Of course, mainframes found a way to integrate with phones. They could share APIs and create new composite applications. The trouble was that people only saw the user interface on their phones and knew nothing about the backend mainframe doing the heavy lifting.

And then came cloud providers offering their services. They could run applications for you, and you only needed to pay when they were used. They were elastic in so far as they could scale up and down depending on the needs of your users. You didn’t really need to know where your servers were, and you could even let the cloud provider update them as required and hot swap them if something went wrong with the hardware to another server out there in the cloud. You could even go serverless and just concentrate on your applications not the servers running them. It seemed a perfect solution to a company’s IT needs. Get everything off the mainframe and onto the cloud. Job done! The death of the mainframe was assured.

So, here we are in 2022 with a mainframe that is probably the most secure computing platform available. Later this year, new mainframes running Telum chips with integrated AI accelerators will be able to identify financial fraud faster than anything previously. It doesn’t sound like a dying platform.

So, what is the future for the mainframe? The answer seems come in three parts. Firstly, let’s look at hybrid working. In the past 30 years, mainframers have embraced other platforms if that seemed the best place to do work. I mentioned SIEMs on distributed systems. Analytics takes place in the cloud on big data. And there are plenty of other examples where the cloud solutions are optimal and probably cheapest. What is also clear is that getting rid of the mainframe isn’t the answer. Why recode everything to run in the cloud when one simply needs to take data, for example out of IMS or Db2, and put it on the cloud for further work. Why would anyone want to recode 50 years of COBOL code?

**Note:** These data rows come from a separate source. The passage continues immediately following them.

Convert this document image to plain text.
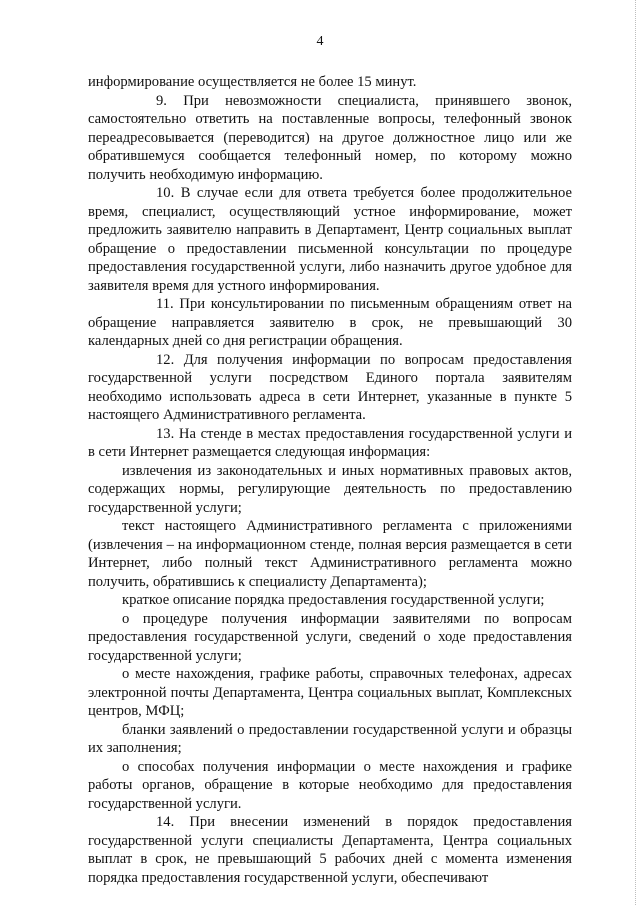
4

информирование осуществляется не более 15 минут.

9. При невозможности специалиста, принявшего звонок, самостоятельно ответить на поставленные вопросы, телефонный звонок переадресовывается (переводится) на другое должностное лицо или же обратившемуся сообщается телефонный номер, по которому можно получить необходимую информацию.

10. В случае если для ответа требуется более продолжительное время, специалист, осуществляющий устное информирование, может предложить заявителю направить в Департамент, Центр социальных выплат обращение о предоставлении письменной консультации по процедуре предоставления государственной услуги, либо назначить другое удобное для заявителя время для устного информирования.

11. При консультировании по письменным обращениям ответ на обращение направляется заявителю в срок, не превышающий 30 календарных дней со дня регистрации обращения.

12. Для получения информации по вопросам предоставления государственной услуги посредством Единого портала заявителям необходимо использовать адреса в сети Интернет, указанные в пункте 5 настоящего Административного регламента.

13. На стенде в местах предоставления государственной услуги и в сети Интернет размещается следующая информация:

извлечения из законодательных и иных нормативных правовых актов, содержащих нормы, регулирующие деятельность по предоставлению государственной услуги;

текст настоящего Административного регламента с приложениями (извлечения – на информационном стенде, полная версия размещается в сети Интернет, либо полный текст Административного регламента можно получить, обратившись к специалисту Департамента);

краткое описание порядка предоставления государственной услуги;

о процедуре получения информации заявителями по вопросам предоставления государственной услуги, сведений о ходе предоставления государственной услуги;

о месте нахождения, графике работы, справочных телефонах, адресах электронной почты Департамента, Центра социальных выплат, Комплексных центров, МФЦ;

бланки заявлений о предоставлении государственной услуги и образцы их заполнения;

о способах получения информации о месте нахождения и графике работы органов, обращение в которые необходимо для предоставления государственной услуги.

14. При внесении изменений в порядок предоставления государственной услуги специалисты Департамента, Центра социальных выплат в срок, не превышающий 5 рабочих дней с момента изменения порядка предоставления государственной услуги, обеспечивают
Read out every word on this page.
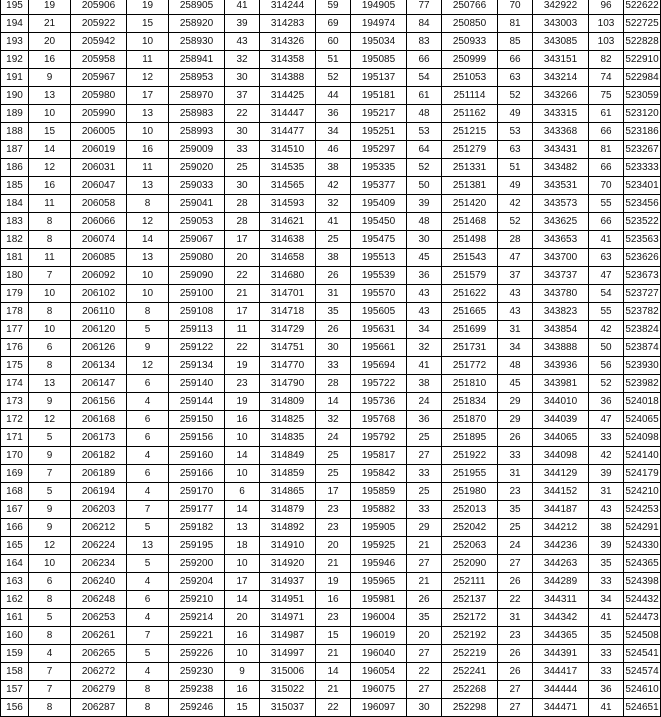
195	19	205906	19	258905	41	314244	59	194905	77	250766	70	342922	96	522622
194	21	205922	15	258920	39	314283	69	194974	84	250850	81	343003	103	522725
193	20	205942	10	258930	43	314326	60	195034	83	250933	85	343085	103	522828
192	16	205958	11	258941	32	314358	51	195085	66	250999	66	343151	82	522910
191	9	205967	12	258953	30	314388	52	195137	54	251053	63	343214	74	522984
190	13	205980	17	258970	37	314425	44	195181	61	251114	52	343266	75	523059
189	10	205990	13	258983	22	314447	36	195217	48	251162	49	343315	61	523120
188	15	206005	10	258993	30	314477	34	195251	53	251215	53	343368	66	523186
187	14	206019	16	259009	33	314510	46	195297	64	251279	63	343431	81	523267
186	12	206031	11	259020	25	314535	38	195335	52	251331	51	343482	66	523333
185	16	206047	13	259033	30	314565	42	195377	50	251381	49	343531	70	523401
184	11	206058	8	259041	28	314593	32	195409	39	251420	42	343573	55	523456
183	8	206066	12	259053	28	314621	41	195450	48	251468	52	343625	66	523522
182	8	206074	14	259067	17	314638	25	195475	30	251498	28	343653	41	523563
181	11	206085	13	259080	20	314658	38	195513	45	251543	47	343700	63	523626
180	7	206092	10	259090	22	314680	26	195539	36	251579	37	343737	47	523673
179	10	206102	10	259100	21	314701	31	195570	43	251622	43	343780	54	523727
178	8	206110	8	259108	17	314718	35	195605	43	251665	43	343823	55	523782
177	10	206120	5	259113	11	314729	26	195631	34	251699	31	343854	42	523824
176	6	206126	9	259122	22	314751	30	195661	32	251731	34	343888	50	523874
175	8	206134	12	259134	19	314770	33	195694	41	251772	48	343936	56	523930
174	13	206147	6	259140	23	314790	28	195722	38	251810	45	343981	52	523982
173	9	206156	4	259144	19	314809	14	195736	24	251834	29	344010	36	524018
172	12	206168	6	259150	16	314825	32	195768	36	251870	29	344039	47	524065
171	5	206173	6	259156	10	314835	24	195792	25	251895	26	344065	33	524098
170	9	206182	4	259160	14	314849	25	195817	27	251922	33	344098	42	524140
169	7	206189	6	259166	10	314859	25	195842	33	251955	31	344129	39	524179
168	5	206194	4	259170	6	314865	17	195859	25	251980	23	344152	31	524210
167	9	206203	7	259177	14	314879	23	195882	33	252013	35	344187	43	524253
166	9	206212	5	259182	13	314892	23	195905	29	252042	25	344212	38	524291
165	12	206224	13	259195	18	314910	20	195925	21	252063	24	344236	39	524330
164	10	206234	5	259200	10	314920	21	195946	27	252090	27	344263	35	524365
163	6	206240	4	259204	17	314937	19	195965	21	252111	26	344289	33	524398
162	8	206248	6	259210	14	314951	16	195981	26	252137	22	344311	34	524432
161	5	206253	4	259214	20	314971	23	196004	35	252172	31	344342	41	524473
160	8	206261	7	259221	16	314987	15	196019	20	252192	23	344365	35	524508
159	4	206265	5	259226	10	314997	21	196040	27	252219	26	344391	33	524541
158	7	206272	4	259230	9	315006	14	196054	22	252241	26	344417	33	524574
157	7	206279	8	259238	16	315022	21	196075	27	252268	27	344444	36	524610
156	8	206287	8	259246	15	315037	22	196097	30	252298	27	344471	41	524651
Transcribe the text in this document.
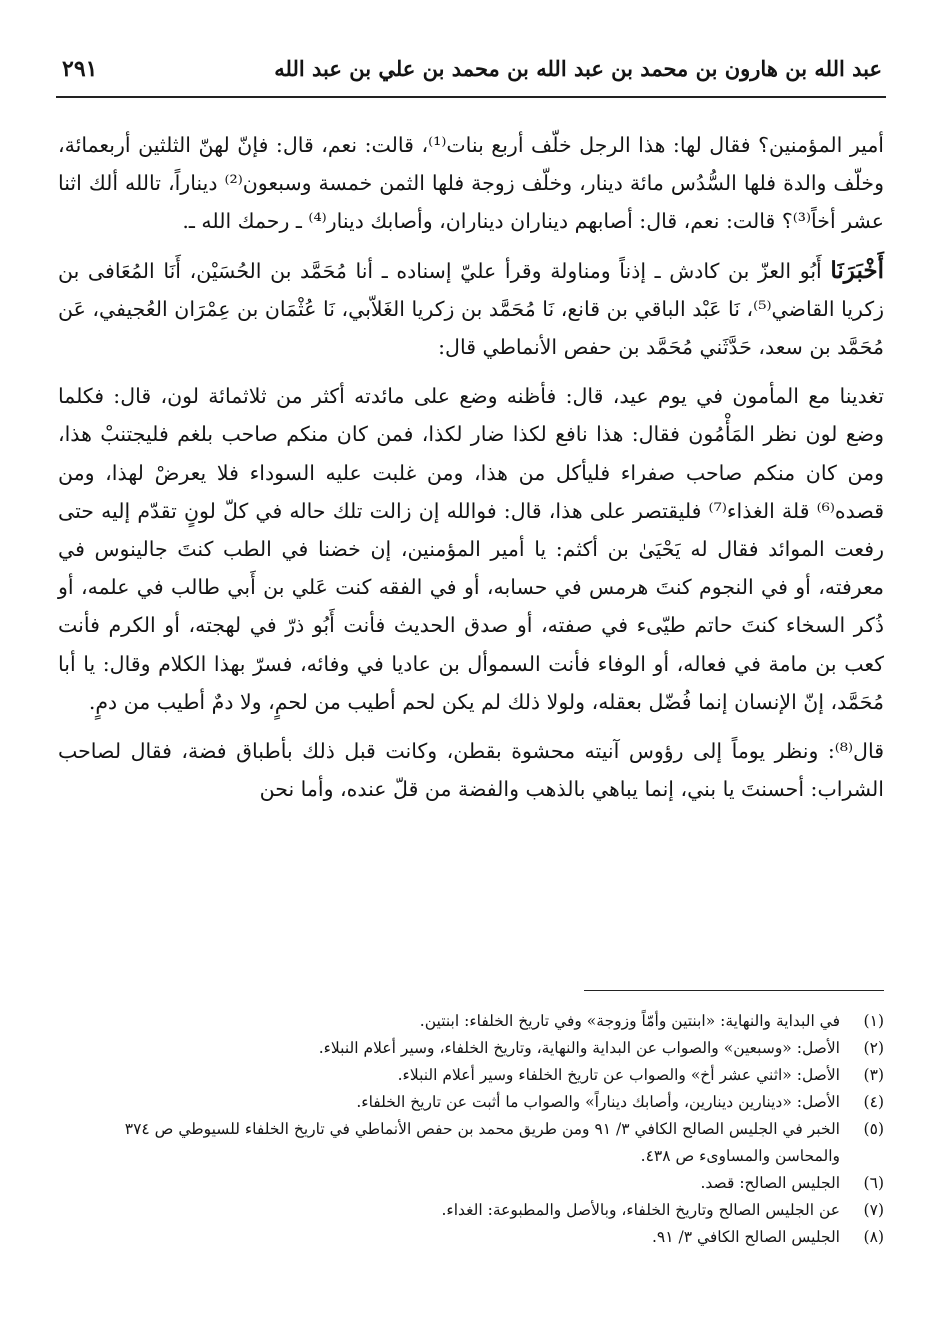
عبد الله بن هارون بن محمد بن عبد الله بن محمد بن علي بن عبد الله
٢٩١

أمير المؤمنين؟ فقال لها: هذا الرجل خلّف أربع بنات⁽¹⁾، قالت: نعم، قال: فإنّ لهنّ الثلثين أربعمائة، وخلّف والدة فلها السُّدُس مائة دينار، وخلّف زوجة فلها الثمن خمسة وسبعون⁽²⁾ ديناراً، تالله ألك اثنا عشر أخاً⁽³⁾؟ قالت: نعم، قال: أصابهم ديناران ديناران، وأصابك دينار⁽⁴⁾ ـ رحمك الله ـ.

أَخْبَرَنَا أَبُو العزّ بن كادش ـ إذناً ومناولة وقرأ عليّ إسناده ـ أنا مُحَمَّد بن الحُسَيْن، أَنَا المُعَافى بن زكريا القاضي⁽⁵⁾، نَا عَبْد الباقي بن قانع، نَا مُحَمَّد بن زكريا الغَلاّبي، نَا عُثْمَان بن عِمْرَان العُجيفي، عَن مُحَمَّد بن سعد، حَدَّثَني مُحَمَّد بن حفص الأنماطي قال:

تغدينا مع المأمون في يوم عيد، قال: فأظنه وضع على مائدته أكثر من ثلاثمائة لون، قال: فكلما وضع لون نظر المَأْمُون فقال: هذا نافع لكذا ضار لكذا، فمن كان منكم صاحب بلغم فليجتنبْ هذا، ومن كان منكم صاحب صفراء فليأكل من هذا، ومن غلبت عليه السوداء فلا يعرضْ لهذا، ومن قصده⁽⁶⁾ قلة الغذاء⁽⁷⁾ فليقتصر على هذا، قال: فوالله إن زالت تلك حاله في كلّ لونٍ تقدّم إليه حتى رفعت الموائد فقال له يَحْيَىٰ بن أكثم: يا أمير المؤمنين، إن خضنا في الطب كنتَ جالينوس في معرفته، أو في النجوم كنتَ هرمس في حسابه، أو في الفقه كنت عَلي بن أَبي طالب في علمه، أو ذُكر السخاء كنتَ حاتم طيّىء في صفته، أو صدق الحديث فأنت أَبُو ذرّ في لهجته، أو الكرم فأنت كعب بن مامة في فعاله، أو الوفاء فأنت السموأل بن عاديا في وفائه، فسرّ بهذا الكلام وقال: يا أبا مُحَمَّد، إنّ الإنسان إنما فُضّل بعقله، ولولا ذلك لم يكن لحم أطيب من لحمٍ، ولا دمٌ أطيب من دمٍ.

قال⁽⁸⁾: ونظر يوماً إلى رؤوس آنيته محشوة بقطن، وكانت قبل ذلك بأطباق فضة، فقال لصاحب الشراب: أحسنتَ يا بني، إنما يباهي بالذهب والفضة من قلّ عنده، وأما نحن

(١)
في البداية والنهاية: «ابنتين وأمّاً وزوجة» وفي تاريخ الخلفاء: ابنتين.
(٢)
الأصل: «وسبعين» والصواب عن البداية والنهاية، وتاريخ الخلفاء، وسير أعلام النبلاء.
(٣)
الأصل: «اثني عشر أخ» والصواب عن تاريخ الخلفاء وسير أعلام النبلاء.
(٤)
الأصل: «دينارين دينارين، وأصابك ديناراً» والصواب ما أثبت عن تاريخ الخلفاء.
(٥)
الخبر في الجليس الصالح الكافي ٣/ ٩١ ومن طريق محمد بن حفص الأنماطي في تاريخ الخلفاء للسيوطي ص ٣٧٤ والمحاسن والمساوىء ص ٤٣٨.
(٦)
الجليس الصالح: قصد.
(٧)
عن الجليس الصالح وتاريخ الخلفاء، وبالأصل والمطبوعة: الغداء.
(٨)
الجليس الصالح الكافي ٣/ ٩١.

The second solution is to make the mainframe available to non-mainframe specialists. This overcomes the argument that experienced mainframe staff are coming up to (or past) retirement age. You can use Microsoft Visual Studio Code (VSCode) on a mainframe, and Java. There’s Zowe, which lets non-mainframers treat mainframes like any other servers. Zowe makes CI/CD tools like Jenkins, Bamboo, and Urban Code available to developers, as well as tools like Ansible and SaltStack available on mainframes. There are applications from IBM such as z/OS Management Facility (z/OSMF), which provides system management functionality in a task-oriented, web browser-based UI with integrated user assistance. And there’s Z Open Automation Utilities (ZOAU), which provides a runtime to support the execution of automation tasks on z/OS through Java, Python, and shell commands.

And, thirdly, large mainframe software companies are helping to train new people. Broadcom Mainframe Software Division has its Vitality Residency Program, which is a development programme to cultivate next-gen mainframe talent at low to no cost. Broadcom partners with organizations to attract, grow, and retain talent to help manage the mainframe in the hybrid data centre. Through Broadcom’s investment, a Vitality Resident gets trained on mainframe fundamentals and Broadcom products, plus they get experts mentoring. Next, they will partner on-site with a customer to learn their environment and unique business applications. Once their training is complete, they can start their career as a mainframer.

The mainframe isn’t dead – it’s not on life support. It’s a thriving computing platform that can utilize the strengths of other platforms to produce the most successful and secure hybrid environment for any organization.  Nor is it running out of qualified staff because plenty of steps are being taken to train new people and make the mainframe available to technically-competent non-mainframers. Reports of its death have been exaggerated.